Central limit theorems for the derivatives of self-intersection local time for $d$-dimensional Brownian motion

TL;DR

This paper establishes central limit theorems for derivatives of self-intersection local time of d-dimensional Brownian motion, providing a complete answer to a conjecture and analyzing Wiener chaos components.

Contribution

It proves CLTs for derivatives of self-intersection local time in various dimensions and derivatives, confirming a conjecture and extending understanding of these stochastic processes.

Findings

CLTs hold for derivatives when renormalized appropriately in 2D and higher dimensions.

Complete resolution of Markowsky's conjecture from 2012.

Wiener chaos components also satisfy CLTs under suitable normalization.

Abstract

Let $\{B_t,t\geq0\}$ be a d-dimensional Brownian motion.
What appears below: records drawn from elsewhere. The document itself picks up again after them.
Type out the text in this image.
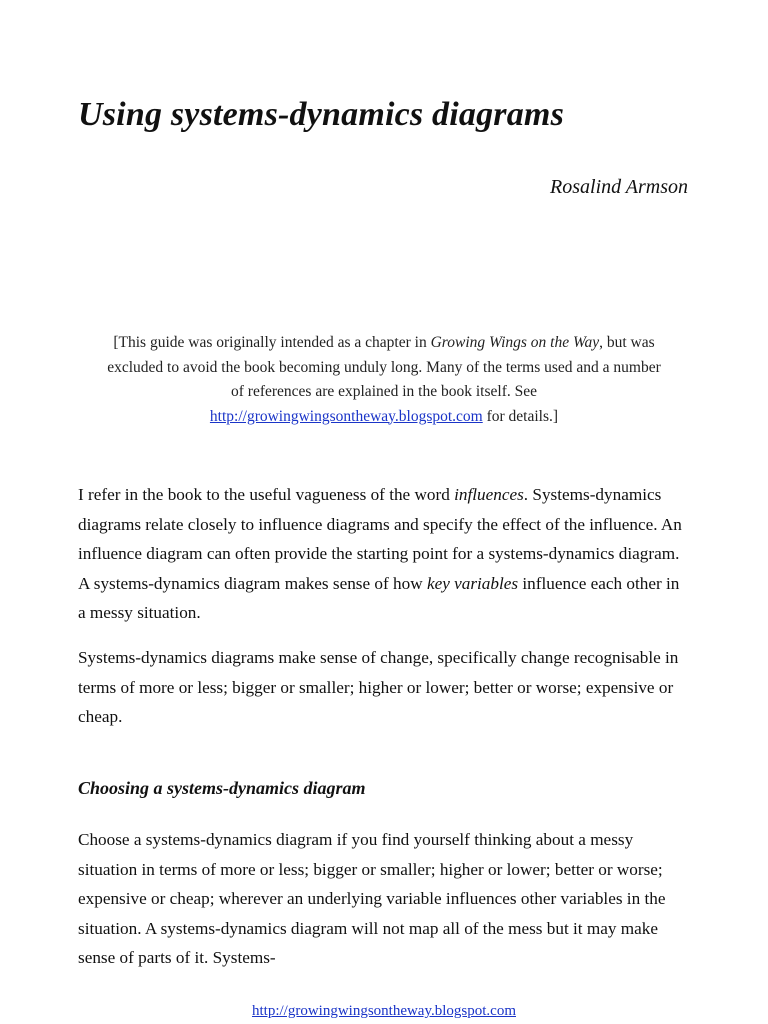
Using systems-dynamics diagrams
Rosalind Armson
[This guide was originally intended as a chapter in Growing Wings on the Way, but was excluded to avoid the book becoming unduly long. Many of the terms used and a number of references are explained in the book itself. See http://growingwingsontheway.blogspot.com for details.]

I refer in the book to the useful vagueness of the word influences. Systems-dynamics diagrams relate closely to influence diagrams and specify the effect of the influence. An influence diagram can often provide the starting point for a systems-dynamics diagram. A systems-dynamics diagram makes sense of how key variables influence each other in a messy situation.

Systems-dynamics diagrams make sense of change, specifically change recognisable in terms of more or less; bigger or smaller; higher or lower; better or worse; expensive or cheap.

Choosing a systems-dynamics diagram

Choose a systems-dynamics diagram if you find yourself thinking about a messy situation in terms of more or less; bigger or smaller; higher or lower; better or worse; expensive or cheap; wherever an underlying variable influences other variables in the situation. A systems-dynamics diagram will not map all of the mess but it may make sense of parts of it. Systems-

http://growingwingsontheway.blogspot.com
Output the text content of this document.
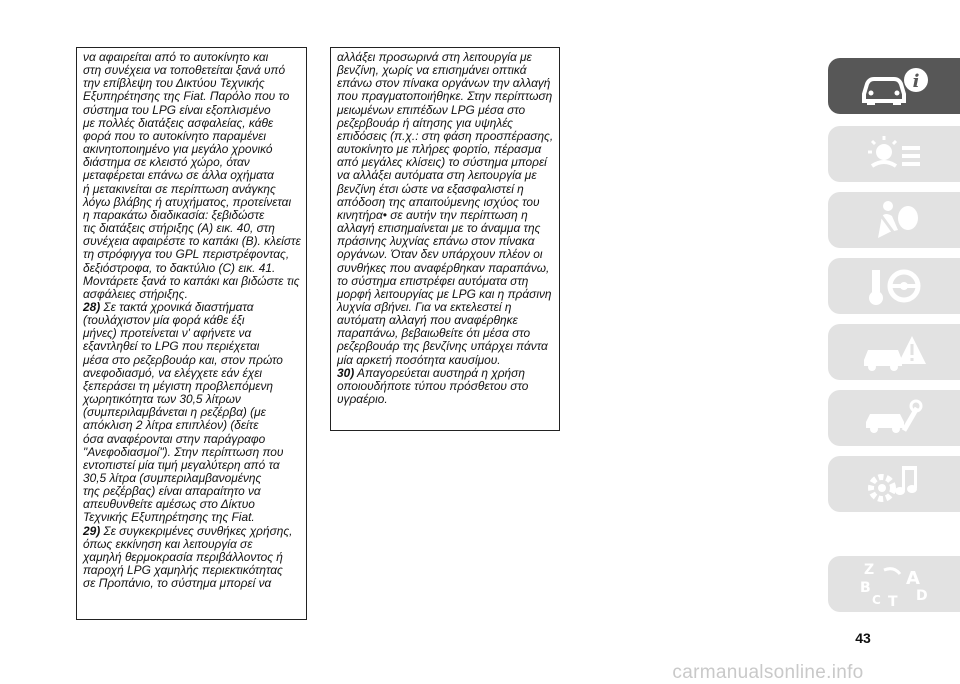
να αφαιρείται από το αυτοκίνητο και
στη συνέχεια να τοποθετείται ξανά υπό
την επίβλεψη του Δικτύου Τεχνικής
Εξυπηρέτησης της Fiat. Παρόλο που το
σύστημα του LPG είναι εξοπλισμένο
με πολλές διατάξεις ασφαλείας, κάθε
φορά που το αυτοκίνητο παραμένει
ακινητοποιημένο για μεγάλο χρονικό
διάστημα σε κλειστό χώρο, όταν
μεταφέρεται επάνω σε άλλα οχήματα
ή μετακινείται σε περίπτωση ανάγκης
λόγω βλάβης ή ατυχήματος, προτείνεται
η παρακάτω διαδικασία: ξεβιδώστε
τις διατάξεις στήριξης (A) εικ. 40, στη
συνέχεια αφαιρέστε το καπάκι (B). κλείστε
τη στρόφιγγα του GPL περιστρέφοντας,
δεξιόστροφα, το δακτύλιο (C) εικ. 41.
Μοντάρετε ξανά το καπάκι και βιδώστε τις
ασφάλειες στήριξης.
28) Σε τακτά χρονικά διαστήματα
(τουλάχιστον μία φορά κάθε έξι
μήνες) προτείνεται ν' αφήνετε να
εξαντληθεί το LPG που περιέχεται
μέσα στο ρεζερβουάρ και, στον πρώτο
ανεφοδιασμό, να ελέγχετε εάν έχει
ξεπεράσει τη μέγιστη προβλεπόμενη
χωρητικότητα των 30,5 λίτρων
(συμπεριλαμβάνεται η ρεζέρβα) (με
απόκλιση 2 λίτρα επιπλέον) (δείτε
όσα αναφέρονται στην παράγραφο
"Ανεφοδιασμοί"). Στην περίπτωση που
εντοπιστεί μία τιμή μεγαλύτερη από τα
30,5 λίτρα (συμπεριλαμβανομένης
της ρεζέρβας) είναι απαραίτητο να
απευθυνθείτε αμέσως στο Δίκτυο
Τεχνικής Εξυπηρέτησης της Fiat.
29) Σε συγκεκριμένες συνθήκες χρήσης,
όπως εκκίνηση και λειτουργία σε
χαμηλή θερμοκρασία περιβάλλοντος ή
παροχή LPG χαμηλής περιεκτικότητας
σε Προπάνιο, το σύστημα μπορεί να
αλλάξει προσωρινά στη λειτουργία με
βενζίνη, χωρίς να επισημάνει οπτικά
επάνω στον πίνακα οργάνων την αλλαγή
που πραγματοποιήθηκε. Στην περίπτωση
μειωμένων επιπέδων LPG μέσα στο
ρεζερβουάρ ή αίτησης για υψηλές
επιδόσεις (π.χ.: στη φάση προσπέρασης,
αυτοκίνητο με πλήρες φορτίο, πέρασμα
από μεγάλες κλίσεις) το σύστημα μπορεί
να αλλάξει αυτόματα στη λειτουργία με
βενζίνη έτσι ώστε να εξασφαλιστεί η
απόδοση της απαιτούμενης ισχύος του
κινητήρα• σε αυτήν την περίπτωση η
αλλαγή επισημαίνεται με το άναμμα της
πράσινης λυχνίας επάνω στον πίνακα
οργάνων. Όταν δεν υπάρχουν πλέον οι
συνθήκες που αναφέρθηκαν παραπάνω,
το σύστημα επιστρέφει αυτόματα στη
μορφή λειτουργίας με LPG και η πράσινη
λυχνία σβήνει. Για να εκτελεστεί η
αυτόματη αλλαγή που αναφέρθηκε
παραπάνω, βεβαιωθείτε ότι μέσα στο
ρεζερβουάρ της βενζίνης υπάρχει πάντα
μία αρκετή ποσότητα καυσίμου.
30) Απαγορεύεται αυστηρά η χρήση
οποιουδήποτε τύπου πρόσθετου στο
υγραέριο.
i
Z
B A
C T D
43
carmanualsonline.info
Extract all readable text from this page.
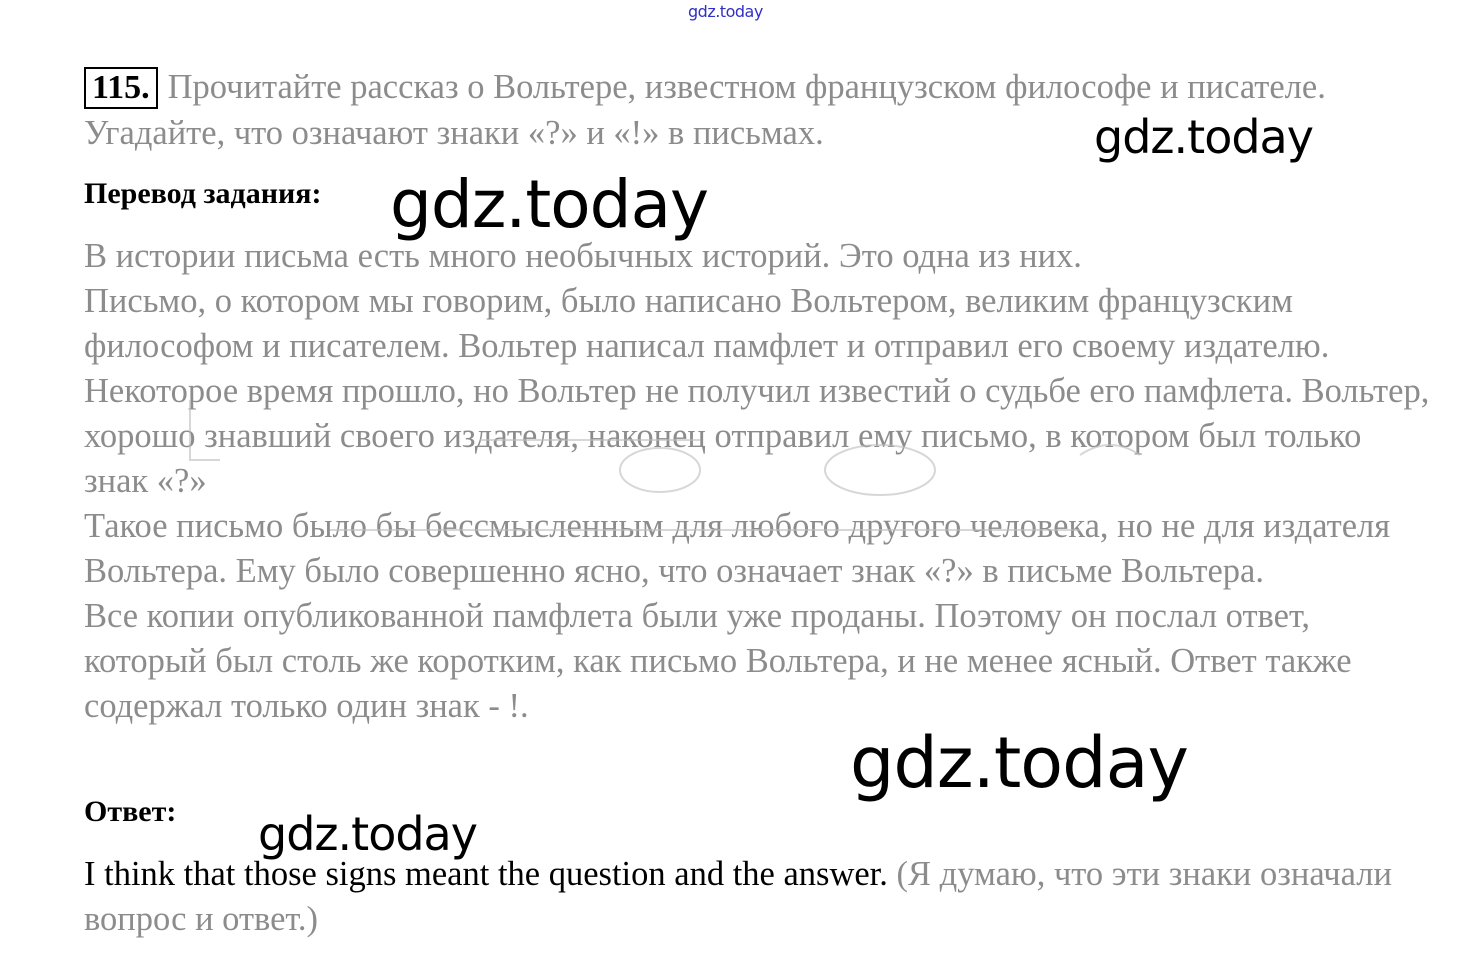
gdz.today
115. Прочитайте рассказ о Вольтере, известном французском философе и писателе. Угадайте, что означают знаки «?» и «!» в письмах.
Перевод задания:

В истории письма есть много необычных историй. Это одна из них.

Письмо, о котором мы говорим, было написано Вольтером, великим французским философом и писателем. Вольтер написал памфлет и отправил его своему издателю. Некоторое время прошло, но Вольтер не получил известий о судьбе его памфлета. Вольтер, хорошо знавший своего издателя, наконец отправил ему письмо, в котором был только знак «?»

Такое письмо было бы бессмысленным для любого другого человека, но не для издателя Вольтера. Ему было совершенно ясно, что означает знак «?» в письме Вольтера.

Все копии опубликованной памфлета были уже проданы. Поэтому он послал ответ, который был столь же коротким, как письмо Вольтера, и не менее ясный. Ответ также содержал только один знак - !.

Ответ:
I think that those signs meant the question and the answer. (Я думаю, что эти знаки означали вопрос и ответ.)
gdz.today
gdz.today
gdz.today
gdz.today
We prove that the approximation of the higher derivative of renormalized self-intersection local time $$ \int_{0}^{1}\int_{0}^{s}\left(p^{(|k|)}_{d,\epsilon}(B_{s}-B_{r})-E[p^{(|k|)}_{d,\epsilon}(B_{s}-B_{r})]\right)drds, $$ where the multiindex $k=(k_{1},\cdots,k_{d})$, $ p_{d,\epsilon}^{(|k|)}(x_1,x_2,\cdots,x_d):=\partial^{k_1}_{x_1}\partial^{k_2}_{x_2}$ $\cdots\partial^{k_d}_{x_d}p_{d,\epsilon}(x_1,x_2,\cdots,x_d)$ and $p_{d,\epsilon}(x)=\frac{1}{(2\pi\epsilon)^{d/2}}e^{-\frac{|x|^{2}}{2\epsilon}}, x\in\mathbb{R}^d$, satisfies the central limit theorems when renormalized by $(\log\frac{1}{\epsilon})^{-1}$ in the case $d=2$, $|k|=1$ and by $\epsilon^{\frac{d+|k|-3}{2}}$ in the case $d\geq 3$, $|k|\geq 1$, which gives a complete answer to the conjecture of Markowsky [In S\'{e}minaire de Probabiliti\'{e}s \uppercase\expandafter{\romannumeral10\romannumeral50\romannumeral4} (2012) 141-148 Springer]. We as well prove that its m-th Wiener chaotic component satisfies the central limit theorems when renormalized by a multiplicative factor in different cases.